Known almost as much for his afro as for his penchant for local music, Nerf still mans the fort at KTCL as both program director and afternoon-drive guy. Musicians should be glad he's stuck around; Nerf was an early champion of bands like the Fray and Meese, and he remains committed to pushing the scene. But he also does his bit for bad music, too: "Make It Stop," a 4:05 p.m. daily feature during which he plays a song that sucks and doesn't pull the plug until a caller correctly names the artist and title.

Eric Kahnert, who joined the Channel 9 weekend team late last year from an NBC affiliate in Albuquerque, is young and serious — and very, very slick. In fact, he sports a mini-Ed Grimley oil-slick cowlick in front. It's a popular look these days: bed head for the post-college crowd.

Willy Wonka's Chocolate Factory has nothing on NetDevil. The Louisville-based video-game company is developing LEGO Universe, an online game based on everybody's favorite building toy, and as part of its research, the toy manufacturer sent the outfit a sampling of some of the building blocks it would be working with. NetDevil now boasts in the vicinity of ten million LEGO bricks, one of the largest known collections in the world. Not surprisingly, the company's HQ is like a super-sized version of every kids' dream: LEGO models everywhere, video games stacked sky-high, energy-drink-guzzling techies zipping around the cavernous space on scooters. The bad news is that aside from VIPs and a handful of very lucky local school groups, very few outsiders have gotten a chance to see this stash. Still, when LEGO Universe comes out later this year, Coloradans can be content in the knowledge that the inspiration for this wacky online world is just down the road.

Coming or going, rush hour on Leetsdale Drive is a toxic sea of traffic and exhaust. Which makes Belcaro Paint's changing electronic sign a breath of fresh air. Not content with simply offering the temperature and time, this sign will occasionally make you laugh out loud by flashing such come-ons as "We shake our cans for you," "We have big tints" or "Pick up gals. here." We brake for funny.

It took Gallup two years to do all the research for its Well-Being Index, asking 1,000 Americans key questions about aspects of their lives ranging from emotional health to physical health to work environment. The result of all that nosiness? Boulder was crowned the happiest city in the country.

Yeah, he co-founded the Wynkoop Brewing Company and ran it for many years thereafter, but mayor and now gubernatorial candidate John Hickenlooper didn't turn his back on beer after becoming a politician. In fact, Hick can be seen imbibing around town every so often, whether it's at an event, a personal dinner or even a political fundraiser. Hell, Hick even served beer at the grand opening of his campaign headquarters in February. At last, a politician we can drink to. And with. Cheers.

Now that business boy Gregg Moss has rejoined longtime co-anchors Gary Shapiro and Kyle Dyer, as well as affable sports reporter Susie Wargin and weathercaster Becky Ditchfield, it's once again safe to turn on the television when you wake up. This low-key crew delivers news and morning chit-chat in equal measure, without becoming strident or silly. We'd missed Moss, whose informative, entertaining business reports are a real pleasure. With him back in the fold, local TV's most functional family is back in top form.

Best Hair on a TV Personality — Female

Gloria Neal

Longtime local radio personality Gloria Neal is a welcome sight on television — particularly now that she's contributing reports at 6 p.m., when we're a little more awake than we were during her morning appearances and able to appreciate her down-home delivery. Since Neal's hair is shorter than that of most male anchors, viewers can stay focused on the story and not an impossibly complicated spray job.

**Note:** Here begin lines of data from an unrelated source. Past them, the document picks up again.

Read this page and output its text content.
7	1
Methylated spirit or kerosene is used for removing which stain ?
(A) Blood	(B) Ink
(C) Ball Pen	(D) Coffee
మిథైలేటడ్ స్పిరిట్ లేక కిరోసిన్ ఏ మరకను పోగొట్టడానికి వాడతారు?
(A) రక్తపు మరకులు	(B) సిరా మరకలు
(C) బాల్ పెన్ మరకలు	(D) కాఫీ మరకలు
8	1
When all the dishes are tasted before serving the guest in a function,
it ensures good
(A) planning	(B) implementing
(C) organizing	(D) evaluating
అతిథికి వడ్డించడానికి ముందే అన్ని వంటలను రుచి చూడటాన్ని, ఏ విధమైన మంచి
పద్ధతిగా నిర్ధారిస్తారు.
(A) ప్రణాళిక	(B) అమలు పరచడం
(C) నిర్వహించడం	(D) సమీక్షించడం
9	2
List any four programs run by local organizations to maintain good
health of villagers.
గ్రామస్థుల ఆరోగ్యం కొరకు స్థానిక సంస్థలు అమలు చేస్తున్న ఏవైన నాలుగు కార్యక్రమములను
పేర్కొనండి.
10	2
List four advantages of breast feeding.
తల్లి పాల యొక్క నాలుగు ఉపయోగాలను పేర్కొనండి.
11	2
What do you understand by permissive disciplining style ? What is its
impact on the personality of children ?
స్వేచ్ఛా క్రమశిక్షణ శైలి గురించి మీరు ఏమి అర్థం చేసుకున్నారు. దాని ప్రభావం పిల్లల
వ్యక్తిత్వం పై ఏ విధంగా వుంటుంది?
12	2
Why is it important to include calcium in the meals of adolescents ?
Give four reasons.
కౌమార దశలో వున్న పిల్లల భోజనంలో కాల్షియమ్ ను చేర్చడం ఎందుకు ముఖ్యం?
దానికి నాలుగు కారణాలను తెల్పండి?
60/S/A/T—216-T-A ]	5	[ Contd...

Just like little old ladies, who like to share their whimsy through yard art, little old veterans like to share the grandiosity of their glory days through yard artillery. The strip of lawn surrounding the parking lot of the Ray R. Brannaman VFW Post is groaning with glory in the guise of three big guns, a troop transport vehicle, a jeep truck and a baby-dolphin-sized shell casing hanging beneath the front eave. A classic cannon protects the entrance, which is backed up by a pair of matching howitzers. Don't let the heavy armaments deter you from thanking these fellows for their service and letting them know this place is the bomb.

Children's Hospital

No one wants to have to take their kid to the Children's Hospital, but the facility has done all it can to make the experience a brighter one, and that includes the colorful layout — from the glass elevator to the kids' artwork on the walls to the 12,000-LEGO brick scale model of the hospital, built in August 2007 by a LEGO Master Builder to 1:89 scale. The 21-inch-high replica stands on the second floor of the atrium — right outside that glass elevator — and faithfully represents many details of the real hospital and its grounds, from trees to helicopter landing pad.